Instynkt samozachowawczy
Jak u Was z instynktem samozachowawczym? Bo ja dostrzegam u siebie powolny zanik :-). Wydawałoby się, iż z wiekiem powinnam go mieć coraz więcej, a tu się okazuje, iż jest wręcz odwrotnie.
Słownik PWN podaje oto taką definicję:instynkt samozachowawczy «instynkt pozwalający unikać bodźców zagrażających życiu”, ale przecież wiemy, że instynkt, to ocena ryzyka i jego ograniczenie. I nie musi się to odnosić od razu do chwil zagrażających naszemu życiu, wystarczy, że zagraża naszej stabilizacji emocjonalnej. No bo jak nazwać sytuacje, w których na własne życzenie fundujecie sobie jazdę rollecoasterem, którego na marginesie nie lubicie, jest Wam podczas jazdy niedobrze, a na dodatek musieliście zapłacić za bilet. Zabrakło instynktu? Nie pchaj się tam, bo przecież nic z tego przyjemnego nie będziesz miał.
I tak jest też często z relacjami międzyludzkimi. Spotykacie człowieka.
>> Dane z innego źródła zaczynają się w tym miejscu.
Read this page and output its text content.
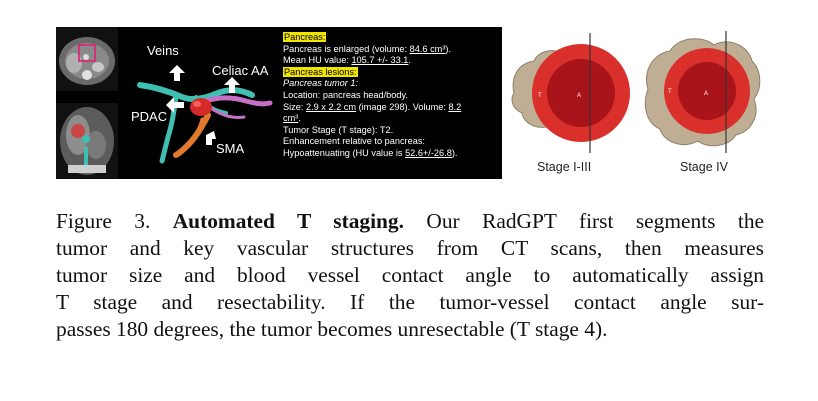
Veins
Celiac AA
PDAC
SMA
Pancreas:
Pancreas is enlarged (volume: 84.6 cm³).
Mean HU value: 105.7 +/- 33.1.
Pancreas lesions:
Pancreas tumor 1:
Location: pancreas head/body.
Size: 2.9 x 2.2 cm (image 298). Volume: 8.2
cm³.
Tumor Stage (T stage): T2.
Enhancement relative to pancreas:
Hypoattenuating (HU value is 52.6+/-26.8).
A
T	A
T
Stage I-III	Stage IV
Figure 3. Automated T staging. Our RadGPT first segments the
tumor and key vascular structures from CT scans, then measures
tumor size and blood vessel contact angle to automatically assign
T stage and resectability. If the tumor-vessel contact angle sur-
passes 180 degrees, the tumor becomes unresectable (T stage 4).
Dajecie z siebie mnóstwo energii, siły, emocji, by poznać drugą osobę, by Was zaakceptowano, pokazujecie ciemne strony siebie, by zyskać zaufanie. Staracie się, bo Wam zależy, tyle, że nie zauważacie, że to ciągle Wy…nie ktoś, tylko ciągle Wy wychodzicie do przodu, przed szereg. Zaślepieni dobrym słowem nie widzicie, że ktoś zaczyna mieć władze nad Waszymi emocjami, bo aż tak bardzo potrzebujecie akceptacji. I co się potem dzieje? Najczęściej jest rozczarowanie, że nie tak to sobie wyobrażaliście. Jednostronny układ nie jest przyjaźnią i nigdy nią nie będzie. By coś dostać, trzeba coś dać. W sensie metaforycznym. To trochę taki barter, wymiana bezgotówkowa emocji :-). Barter powinien być równoważny, bo inaczej to któraś ze stron zostaje oszukana, a ponieważ tu nie podpisujemy umowy, to bardzo ważne jest zaufanie i wzajemny szacunek. I tego uczę moich dzieci, by zawsze dawały z siebie to, co najlepsze, by widziały w człowieku człowieka. Ale też zacznę je uczyć, by szanowały same siebie i by wiedziały kiedy trzeba powiedzieć „nie”. Tylko jest jeden problem. By ich tego nauczyć, muszę sama być dla nich przykładem. Idę więc szukać rozumu, którego czasem mi brakuje, a emocje na chwilę poproszę, by siadły w kąciku i przeczekały :-).